Metabolic Cost, Mechanical Work, and Efficiency During Normal Walking in Obese and Normal-Weight Children

Abstract

Purpose: This study aimed to investigate the influence of childhood obesity on energetic cost during normal walking and to determine if obese children choose a walking strategy optimizing their gait pattern. Method: Sixteen obese children with no functional abnormalities were matched by age and gender with 16 normal-weight children. All participants were asked to walk along a nearly circular track 30 m in length at a self-selected speed. Spatiotemporal data, kinematics, and ground reaction force were collected during walking using a three-dimensional motion analysis system. Metabolic cost was collected by a portable gas analyzer simultaneously. Results: The mechanical energy expenditure (MEE) was 72.7% higher in obese children than in normal-weight children. The net metabolic cost was 65.7% higher in obese children. No difference was found in the metabolic rate (J·kg− 1·m− 1), normalized MEE (J·kg− 1·m− 1) and mechanical efficiency between the obese and normal-weight groups.

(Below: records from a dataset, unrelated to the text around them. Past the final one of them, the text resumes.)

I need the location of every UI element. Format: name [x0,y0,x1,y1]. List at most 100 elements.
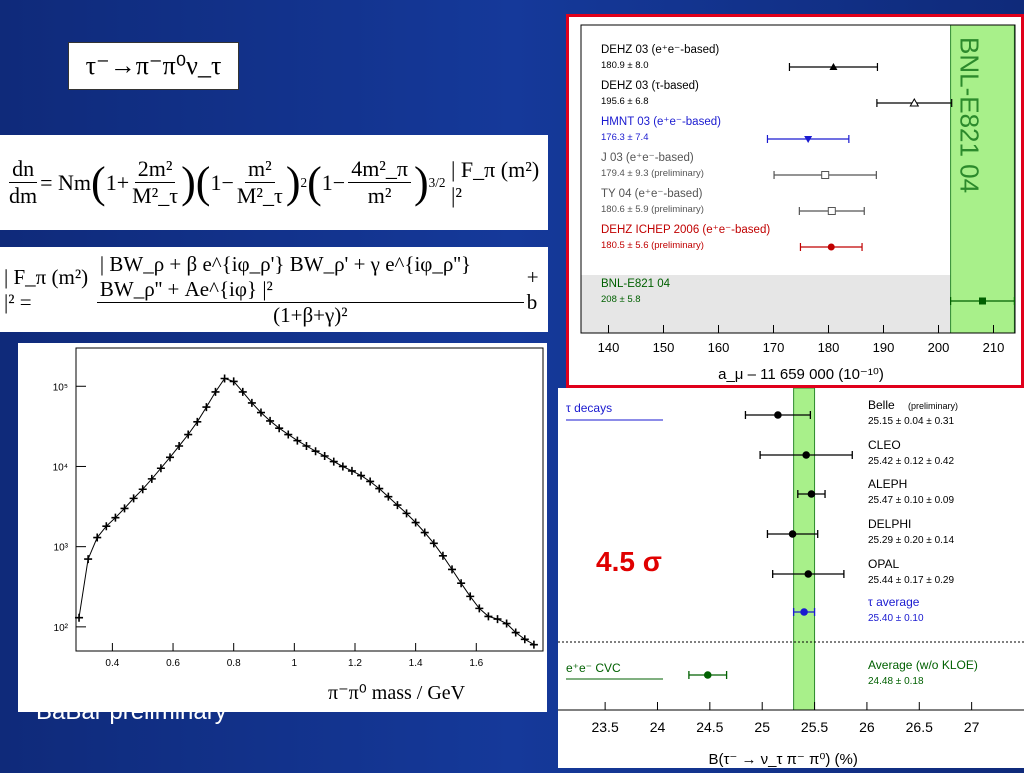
br-xlabel: B(τ⁻ → ν_τ π⁻ π⁰) (%) [708,751,857,768]
br-entry-value: 24.48 ± 0.18 [868,676,924,687]
amu-marker [829,63,838,70]
spectrum-data-point [448,565,457,574]
spectrum-data-point [475,604,484,613]
equation-1: dn dm = Nm (1+ 2m² M²_τ) (1− m² M²_τ) 2 (1− 4m… [0,135,548,230]
eq1-f3: 4m²_π m² [348,156,412,209]
spectrum-data-point [484,612,493,621]
br-xtick-label: 23.5 [591,719,618,735]
amu-entry-name: DEHZ 03 (τ-based) [601,80,699,92]
spectrum-data-point [375,484,384,493]
spectrum-data-point [357,471,366,480]
spectrum-data-point [220,374,229,383]
spectrum-xtick-label: 0.4 [105,658,119,669]
spectrum-data-point [238,387,247,396]
amu-frame [580,24,1016,334]
significance-label: 4.5 σ [596,546,662,577]
spectrum-data-point [202,403,211,412]
br-xtick-label: 26.5 [906,719,933,735]
amu-xtick-label: 210 [983,340,1005,355]
spectrum-data-point [211,387,220,396]
amu-entry-name: DEHZ 03 (e⁺e⁻-based) [601,44,719,56]
eq1-f1-den: M²_τ [132,183,179,208]
eq1-f1-num: 2m² [134,156,176,183]
amu-xtick-label: 190 [873,340,895,355]
amu-xtick-label: 170 [763,340,785,355]
amu-xlabel: a_μ – 11 659 000 (10⁻¹⁰) [718,366,884,383]
spectrum-data-point [102,522,111,531]
spectrum-data-point [93,533,102,542]
eq1-f3-den: m² [367,183,392,208]
spectrum-data-point [384,492,393,501]
amu-entry-value: 180.9 ± 8.0 [601,60,648,71]
br-marker [703,671,712,679]
spectrum-data-point [329,457,338,466]
br-entry-value: 25.42 ± 0.12 ± 0.42 [868,456,954,467]
mass-axis-label: π⁻π⁰ mass / GeV [322,680,472,705]
eq1-f3-num: 4m²_π [348,156,412,183]
amu-bnl-region [581,275,1015,333]
br-entry-name: CLEO [868,438,901,452]
spectrum-ytick-label: 10³ [54,543,69,554]
spectrum-data-point [247,398,256,407]
spectrum-xtick-label: 1 [292,658,298,669]
spectrum-ytick-label: 10⁵ [53,382,68,393]
eq1-f2: m² M²_τ [237,156,283,209]
br-entry-value: 25.29 ± 0.20 ± 0.14 [868,535,954,546]
spectrum-data-point [166,453,175,462]
branching-ratio-plot: 23.5 24 24.5 25 25.5 26 26.5 27 B(τ⁻ → ν_τ π⁻ π⁰… [558,387,1024,768]
br-entry-value: 25.40 ± 0.10 [868,613,924,624]
br-section-tau: τ decays [566,401,612,415]
spectrum-data-point [511,628,520,637]
amu-entry-name: BNL-E821 04 [601,278,671,290]
br-entry-name: τ average [868,595,920,609]
eq2-lhs: | F_π (m²) |² = [4,264,89,314]
eq1-rhs: | F_π (m²) |² [451,156,540,208]
spectrum-data-point [457,579,466,588]
br-entry-name: Average (w/o KLOE) [868,658,978,672]
eq1-nm: Nm [58,169,92,195]
spectrum-data-point [275,424,284,433]
spectrum-data-point [420,528,429,537]
amu-entry-name: DEHZ ICHEP 2006 (e⁺e⁻-based) [601,224,770,236]
br-xtick-label: 25 [754,719,770,735]
amu-entry-value: 179.4 ± 9.3 (preliminary) [601,168,704,179]
eq2-fraction: | BW_ρ + β e^{iφ_ρ'} BW_ρ' + γ e^{iφ_ρ''… [96,252,524,328]
spectrum-data-point [393,501,402,510]
spectrum-data-point [75,613,84,622]
br-marker [807,490,816,498]
amu-svg: BNL-E821 04 140 150 160 170 180 190 200 210 a_μ –… [580,24,1016,383]
eq1-lhs-num: dn [9,156,38,183]
br-entry-value: 25.47 ± 0.10 ± 0.09 [868,495,954,506]
br-xtick-label: 25.5 [801,719,828,735]
eq2-numerator: | BW_ρ + β e^{iφ_ρ'} BW_ρ' + γ e^{iφ_ρ''… [96,252,524,303]
amu-marker [821,171,830,179]
br-entry-name: DELPHI [868,517,911,531]
spectrum-ytick-label: 10² [54,623,69,634]
spectrum-data-point [366,477,375,486]
spectrum-data-point [229,377,238,386]
spectrum-data-point [429,539,438,548]
amu-entry-name: HMNT 03 (e⁺e⁻-based) [601,116,721,128]
spectrum-data-point [129,494,138,503]
spectrum-fit-line [78,377,535,646]
spectrum-data-point [256,408,265,417]
br-xtick-label: 24.5 [696,719,723,735]
amu-entry-value: 176.3 ± 7.4 [601,132,648,143]
spectrum-data-point [175,441,184,450]
amu-xtick-label: 180 [818,340,840,355]
br-xtick-label: 27 [964,719,980,735]
br-entry-name: ALEPH [868,477,907,491]
br-section-ee: e⁺e⁻ CVC [566,661,621,675]
spectrum-data-point [184,430,193,439]
eq1-f2-den: M²_τ [236,183,283,208]
spectrum-data-point [520,635,529,644]
equation-2: | F_π (m²) |² = | BW_ρ + β e^{iφ_ρ'} BW_… [0,247,548,332]
amu-band [950,24,1015,334]
spectrum-xtick-label: 1.2 [348,658,362,669]
decay-title-text: τ⁻→π⁻π⁰ν_τ [85,51,222,80]
mass-spectrum-plot: 0.4 0.6 0.8 1 1.2 1.4 1.6 10² 10³ 10⁴ 10⁵ [18,343,547,712]
eq1-f1: 2m² M²_τ [132,156,178,209]
br-marker [788,530,797,538]
spectrum-data-point [266,416,275,425]
br-marker [800,608,808,616]
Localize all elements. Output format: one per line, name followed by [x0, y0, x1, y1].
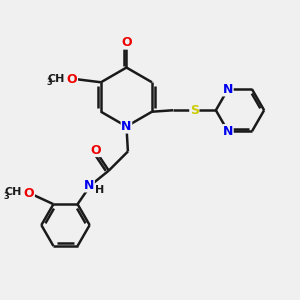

The obese children walked with a 0.15 m/s slower walking speed, 10.0% shorter cadence, and 30.9% longer double-support phase compared with normal-weight children. In addition, no differences were found in the mediolateral and vertical body center of mass displacement. Conclusion: Body mass played a dominant role in the total metabolic and mechanical cost per stride. Obese children may adopt a walking strategy to avoid an increase in the metabolic cost and the mechanical work required to move their excess body mass.